Risques  |    |  P. Collet
Matières et déchets radioactifs : l'Andra présente un inventaire intermédiaire à fin 2021

Le 16 février, l'Agence nationale pour la gestion des déchets radioactifs (Andra) a publié les « Essentiels 2023 (1)  » de l'Inventaire national des matières et déchets radioactifs. Le document d'une vingtaine de pages présente l'évolution annuelle des stocks de matières et déchets radioactifs présents en France au 31 décembre 2021.

Ces Essentiels font ressortir un volume d'environ 1 760 000 m3 de déchets radioactifs fin 2021, en hausse de 60 000 m3 par rapport à fin 2020. Les nouveaux volumes sont essentiellement dus à la production de déchets de très faible activité (TFA). Cette production a atteint 47 000 m3 en un an, portant le total à 633 000 m3.

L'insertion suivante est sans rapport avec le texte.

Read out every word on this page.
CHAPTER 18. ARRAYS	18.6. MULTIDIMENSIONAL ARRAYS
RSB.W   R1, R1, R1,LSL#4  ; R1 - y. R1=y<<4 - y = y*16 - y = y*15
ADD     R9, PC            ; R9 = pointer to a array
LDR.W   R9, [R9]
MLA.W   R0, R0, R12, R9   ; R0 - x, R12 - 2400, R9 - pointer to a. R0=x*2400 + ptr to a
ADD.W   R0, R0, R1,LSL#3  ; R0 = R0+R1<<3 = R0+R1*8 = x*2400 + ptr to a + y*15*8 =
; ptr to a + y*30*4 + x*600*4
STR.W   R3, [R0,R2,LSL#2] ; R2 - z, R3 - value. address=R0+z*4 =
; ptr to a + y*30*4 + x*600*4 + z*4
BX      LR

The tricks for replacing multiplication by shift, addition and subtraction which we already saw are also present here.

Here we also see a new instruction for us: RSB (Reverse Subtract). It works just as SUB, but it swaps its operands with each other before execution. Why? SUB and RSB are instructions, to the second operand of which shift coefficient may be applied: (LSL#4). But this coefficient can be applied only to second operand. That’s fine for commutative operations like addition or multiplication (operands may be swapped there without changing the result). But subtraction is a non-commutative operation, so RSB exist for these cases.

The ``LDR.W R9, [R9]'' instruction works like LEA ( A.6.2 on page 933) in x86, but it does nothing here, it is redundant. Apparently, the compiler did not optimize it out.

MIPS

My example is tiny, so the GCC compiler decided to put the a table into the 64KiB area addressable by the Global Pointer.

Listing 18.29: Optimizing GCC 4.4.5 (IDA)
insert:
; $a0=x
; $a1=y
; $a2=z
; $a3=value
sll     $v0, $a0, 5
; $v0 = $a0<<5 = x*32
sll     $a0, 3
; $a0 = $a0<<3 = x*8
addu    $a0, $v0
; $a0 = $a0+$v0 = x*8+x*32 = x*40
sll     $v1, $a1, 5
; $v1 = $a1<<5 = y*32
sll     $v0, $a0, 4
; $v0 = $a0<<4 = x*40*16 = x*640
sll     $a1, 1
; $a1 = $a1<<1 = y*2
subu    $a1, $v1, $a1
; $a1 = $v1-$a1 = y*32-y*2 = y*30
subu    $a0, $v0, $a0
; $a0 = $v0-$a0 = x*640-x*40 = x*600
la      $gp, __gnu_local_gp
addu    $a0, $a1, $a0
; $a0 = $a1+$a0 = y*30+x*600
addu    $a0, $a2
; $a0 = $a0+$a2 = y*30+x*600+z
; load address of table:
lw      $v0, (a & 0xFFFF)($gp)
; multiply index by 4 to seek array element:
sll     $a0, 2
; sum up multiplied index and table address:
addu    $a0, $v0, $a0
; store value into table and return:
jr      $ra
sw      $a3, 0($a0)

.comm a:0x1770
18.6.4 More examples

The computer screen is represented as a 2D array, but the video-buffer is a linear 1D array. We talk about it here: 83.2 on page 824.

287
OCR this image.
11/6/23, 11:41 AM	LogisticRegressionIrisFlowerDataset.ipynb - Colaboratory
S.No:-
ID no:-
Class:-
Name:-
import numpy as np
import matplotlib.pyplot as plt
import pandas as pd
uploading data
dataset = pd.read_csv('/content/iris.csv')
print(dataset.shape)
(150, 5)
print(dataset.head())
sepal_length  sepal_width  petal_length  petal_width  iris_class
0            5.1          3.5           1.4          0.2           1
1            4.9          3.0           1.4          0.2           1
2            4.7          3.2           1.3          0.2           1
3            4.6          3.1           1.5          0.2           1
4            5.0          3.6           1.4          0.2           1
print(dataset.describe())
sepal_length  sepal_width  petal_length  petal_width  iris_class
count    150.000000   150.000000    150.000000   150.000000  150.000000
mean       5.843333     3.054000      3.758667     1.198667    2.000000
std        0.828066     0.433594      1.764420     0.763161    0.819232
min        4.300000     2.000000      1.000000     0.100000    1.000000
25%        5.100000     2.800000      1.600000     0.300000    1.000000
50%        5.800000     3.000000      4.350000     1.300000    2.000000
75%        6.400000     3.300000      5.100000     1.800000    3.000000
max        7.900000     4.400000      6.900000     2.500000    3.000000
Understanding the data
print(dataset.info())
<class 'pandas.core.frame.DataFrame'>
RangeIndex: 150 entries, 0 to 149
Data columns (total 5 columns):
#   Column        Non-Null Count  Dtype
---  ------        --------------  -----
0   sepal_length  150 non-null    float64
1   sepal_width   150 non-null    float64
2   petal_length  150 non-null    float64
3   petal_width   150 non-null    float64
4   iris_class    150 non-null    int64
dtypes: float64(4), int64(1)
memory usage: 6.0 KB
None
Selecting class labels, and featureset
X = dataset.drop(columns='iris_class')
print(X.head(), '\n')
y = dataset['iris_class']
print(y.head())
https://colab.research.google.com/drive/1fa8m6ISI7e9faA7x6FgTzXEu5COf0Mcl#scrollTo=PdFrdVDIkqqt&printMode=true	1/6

À ce sujet, l'Andra explique en stocker 430 000 m3 au Centre industriel de regroupement, d'entreposage et de stockage (Cires), à Morvilliers (Aube), les 203 000 m3 restants étant entreposés sur les sites des producteurs. « À fin 2021, le Centre avait atteint environ 66 % de sa capacité de stockage autorisée de 650 000 m3 », précise l'Agence, rappelant que « dans sa configuration actuelle, le Cires ne suffira pas pour stocker les volumes de déchets TFA issus des démantèlements à venir dans les prochaines années ». Et de rappeler que des « solutions de gestion complémentaires » sont à l'étude (notamment une valorisation des déchets métalliques TFA qui pourraient être fondus et le métal réemployé). À plus long terme, une augmentation de la capacité de stockage du Cires à 900 000 m3 est envisagée.

S'agissant des matières radioactives, l'essentiel des volumes est constitué par l'uranium appauvri (324 000 tonnes de métal lourd (tML), l'unité représentative de la quantité d'uranium, de plutonium ou de thorium contenue dans les matières), par l'uranium naturel extrait de la mine (37 800 tML) et par l'uranium issu du retraitement des combustibles usés (34 200 tML).

Autre détail intéressant, 24 % des 65 tonnes de plutonium présentes en France appartiennent à des acteurs étrangers. Il s'agit du plutonium récupéré par Orano lors du retraitement de combustibles usés étrangers, mais pas encore repris par leurs propriétaires.